Más de la mitad utilizó hoteles como principal alojamiento. Y las dos actividades más mencionadas fueron las gastronómicas, realizadas por 61,1% de los visitantes, y la asistencia a espacios culturales, con 56,8%. 

Son datos relevantes porque el efecto económico del turismo receptivo no depende únicamente de cuántas personas cruzan la frontera. Importan también la duración de la estadía, el alojamiento elegido y el tipo de consumo que realizan.

Una brecha que empieza a cerrarse

Durante buena parte de 2025, la discusión sobre turismo internacional estuvo dominada por una imagen muy clara: argentinos viajando masivamente al exterior y un turismo receptivo que no alcanzaba a compensar esas salidas.

Julio no elimina esa fotografía. Pero empieza a modificarla.
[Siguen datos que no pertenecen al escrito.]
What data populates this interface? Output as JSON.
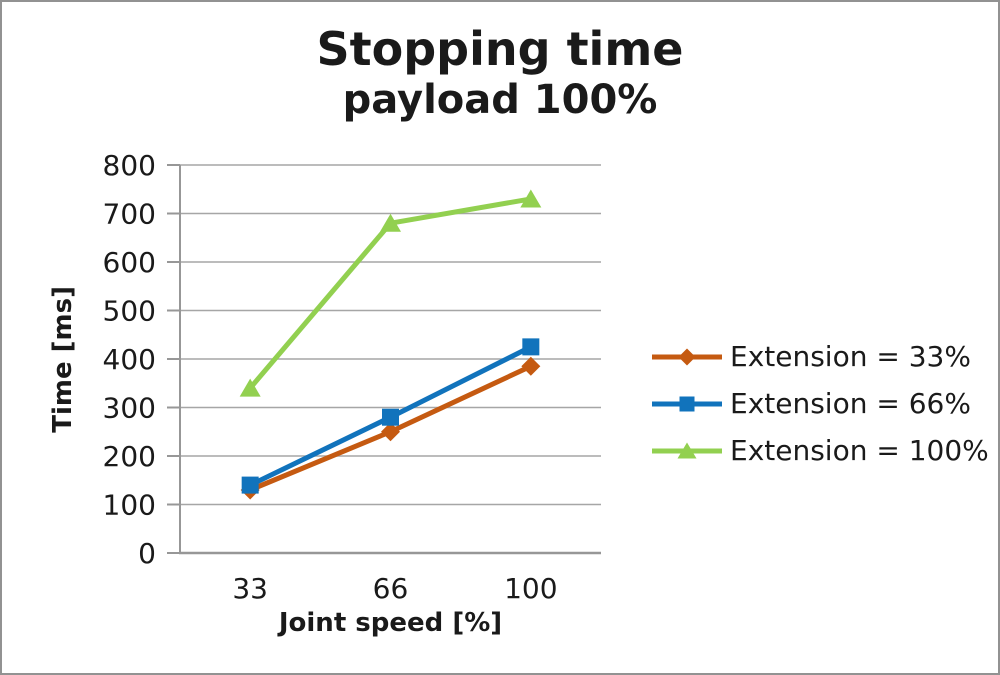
{
  "figure": {
    "border_color": "#929292",
    "background": "#ffffff"
  },
  "chart_data": {
    "type": "line",
    "title": "Stopping time",
    "subtitle": "payload 100%",
    "categories": [
      33,
      66,
      100
    ],
    "xlabel": "Joint speed [%]",
    "ylabel": "Time [ms]",
    "ylim": [
      0,
      800
    ],
    "ytick_step": 100,
    "grid": true,
    "legend_position": "right",
    "series": [
      {
        "name": "Extension = 33%",
        "values": [
          130,
          250,
          385
        ],
        "color": "#C55A11",
        "marker": "diamond"
      },
      {
        "name": "Extension = 66%",
        "values": [
          140,
          280,
          425
        ],
        "color": "#1173BC",
        "marker": "square"
      },
      {
        "name": "Extension = 100%",
        "values": [
          340,
          680,
          730
        ],
        "color": "#92D050",
        "marker": "triangle"
      }
    ],
    "grid_color": "#A6A6A6",
    "axis_color": "#979797",
    "tick_color": "#1a1a1a"
  }
}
El saldo continúa siendo ampliamente negativo y el acumulado de siete meses todavía supera los 3,7 millones de turistas. Al mismo tiempo, las llegadas crecen, las salidas retroceden frente a los niveles extraordinariamente elevados del año anterior y el déficit mensual se redujo casi 45% en doce meses.

Hay además una señal especialmente favorable para el sector: la recuperación del turismo receptivo no se limita a los países limítrofes. Las llegadas aéreas aumentaron 21,2%, Europa creció 14,3% y Estados Unidos y Canadá, 17,8%.

La pregunta para los próximos meses ya no es solamente cuántos argentinos seguirán viajando afuera. Es si la recuperación de las llegadas puede sostenerse cuando termine la comparación contra una base particularmente débil.

Si eso ocurre, 2026 podría marcar algo más importante que una reducción del déficit turístico: el comienzo de una recomposición del turismo receptivo argentino después de dos años en los que viajar al país había perdido competitividad frente a viajar desde él.